B-24 "Mission de nuit"
"Crazy Russian" - il se trouve que le B-24 s'appelait ainsi …
Il fallait sortir les moteurs du dessous du cockpit car il ne se repliait pas. Soit dit en passant, la cabine, qui était assez large pour l'époque, était composée de parties des cabines de série des camions et fourgonnettes "Ford" en 1940, et elle s'est avérée plus belle et plus confortable que les cabines produites à cette fois, situé au-dessus du moteur. La longueur totale du tracteur avec une semi-remorque était de 23,5 m.
B-24 dans les airs.
Les itinéraires des trains routiers vers les usines de montage ont été choisis de manière à ce qu'il y ait suffisamment d'ateliers « Ford » le long du chemin. Leurs propriétaires ont été condamnés par la loi martiale à travailler 24 heures sur 24, 7 jours sur 7. Deux conducteurs de trains routiers se sont remplacés toutes les 5 heures. Pendant le voyage, il y avait quatre arrêts, d'une heure chacun, pour l'inspection et la nourriture. A l'usine, une semi-remorque avec des éléments d'un bombardier a été dételée, une vide a été immédiatement ajustée, et les chauffeurs ont été renvoyés. Et ainsi tous les jours pendant trois ans et demi… Les "bombardiers" n'étaient pas le seul chargement des trains routiers décrits. Ils ont entretenu l'usine de planeurs de transport WACO de Ford à Iron Mountain. Un peu plus tard, l'expérience de "Ford" a été reprise par l'avionneur "North American Aviation" en organisant la production en série du meilleur chasseur américain de la Seconde Guerre mondiale - le P-51 "Mustang".
"Messerschmit" a été abattu par nous, et la voiture vole, en liberté conditionnelle et sur une aile…"
Après la fin de la guerre, des trains routiers uniques ont transporté des éléments des nouveaux bombardiers B-32 pendant un certain temps jusqu'à ce qu'ils soient remplacés par des plus modernes. Ils ont servi dans de petites entreprises privées et sont progressivement allés à la décharge. Dans les années 90 du siècle dernier, l'un, probablement le dernier des tracteurs restants, a été retrouvé dans une décharge et entièrement restauré. Malheureusement, nous n'avons encore trouvé aucune des centaines de semi-remorques, vous ne pouvez donc voir le train routier - "porte-avions" que sur de vieilles photos …

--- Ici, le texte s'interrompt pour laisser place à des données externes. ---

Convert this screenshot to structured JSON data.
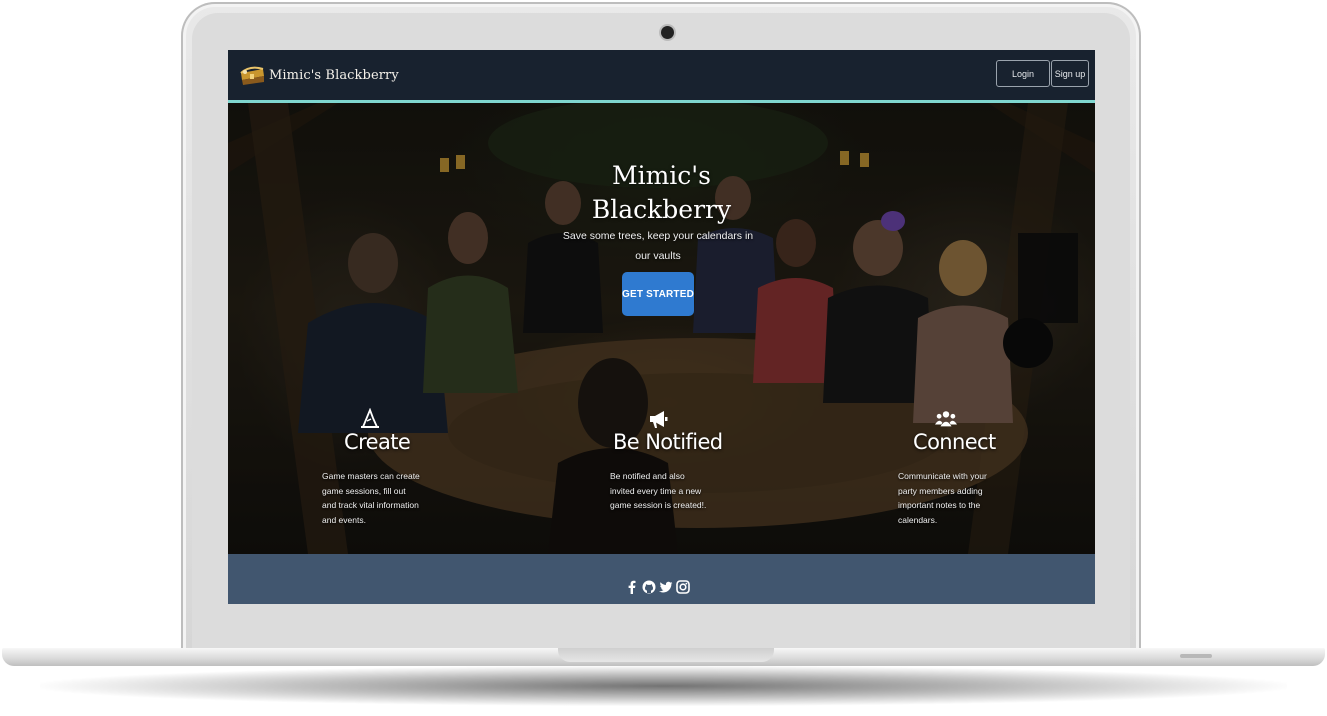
{
  "navbar": {
    "brand_name": "Mimic's Blackberry",
    "login_label": "Login",
    "signup_label": "Sign up"
  },
  "hero": {
    "title_line1": "Mimic's",
    "title_line2": "Blackberry",
    "subtitle": "Save some trees, keep your calendars in our vaults",
    "cta_label": "GET STARTED"
  },
  "features": [
    {
      "icon": "wizard-hat-icon",
      "title": "Create",
      "description": "Game masters can create game sessions, fill out and track vital information and events."
    },
    {
      "icon": "megaphone-icon",
      "title": "Be Notified",
      "description": "Be notified and also invited every time a new game session is created!."
    },
    {
      "icon": "users-icon",
      "title": "Connect",
      "description": "Communicate with your party members adding important notes to the calendars."
    }
  ],
  "footer": {
    "social_icons": [
      "facebook-icon",
      "github-icon",
      "twitter-icon",
      "instagram-icon"
    ]
  },
  "colors": {
    "navbar_bg": "#18222f",
    "navbar_accent": "#7fd6cf",
    "cta_bg": "#2f7ad0",
    "footer_bg": "#41566f"
  }
}
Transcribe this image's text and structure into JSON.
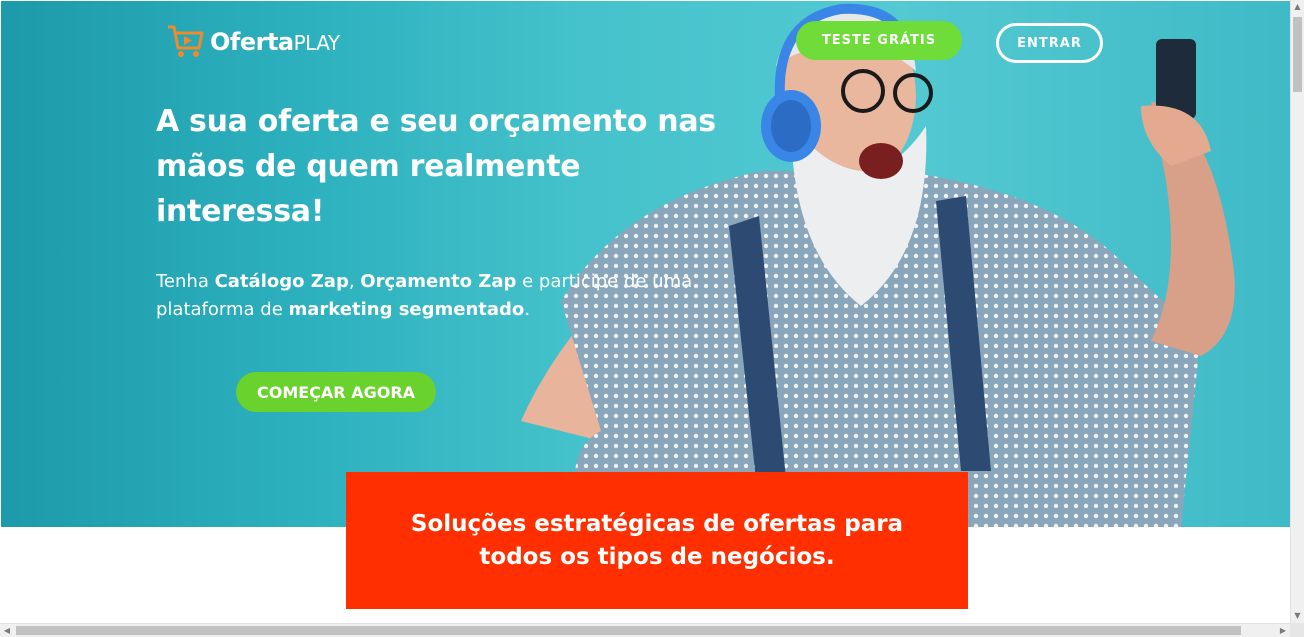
{
  "header": {
    "logo_main": "Oferta",
    "logo_accent": "PLAY",
    "trial_button": "TESTE GRÁTIS",
    "login_button": "ENTRAR"
  },
  "hero": {
    "headline": "A sua oferta e seu orçamento nas mãos de quem realmente interessa!",
    "sub_1": "Tenha ",
    "sub_catalogo": "Catálogo Zap",
    "sub_2": ", ",
    "sub_orcamento": "Orçamento Zap",
    "sub_3": " e participe de uma plataforma de ",
    "sub_marketing": "marketing segmentado",
    "sub_4": ".",
    "cta_button": "COMEÇAR AGORA"
  },
  "banner": {
    "text": "Soluções estratégicas de ofertas para todos os tipos de negócios."
  },
  "icons": {
    "logo": "shopping-cart-play-icon",
    "scroll_up": "arrow-up-icon",
    "scroll_down": "arrow-down-icon",
    "scroll_left": "arrow-left-icon",
    "scroll_right": "arrow-right-icon"
  },
  "colors": {
    "hero_bg": "#45c2cb",
    "cta_green": "#69d22c",
    "banner_red": "#ff2f00",
    "logo_orange": "#f08a2a"
  }
}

Quelle est la conclusion? Le principe du «juste à temps» n'a pas été inventé du tout par les Japonais, mais bien plus tôt - en Amérique pendant la Seconde Guerre mondiale. Ce sont les capacités d'organisation des Yankees à cette époque, pendant les années de guerre, qui, grâce à l'automobile, ont permis de réunir les usines éloignées les unes des autres en une chaîne de montage géante, de les faire fonctionner au même rythme, dans la même chaîne technologique.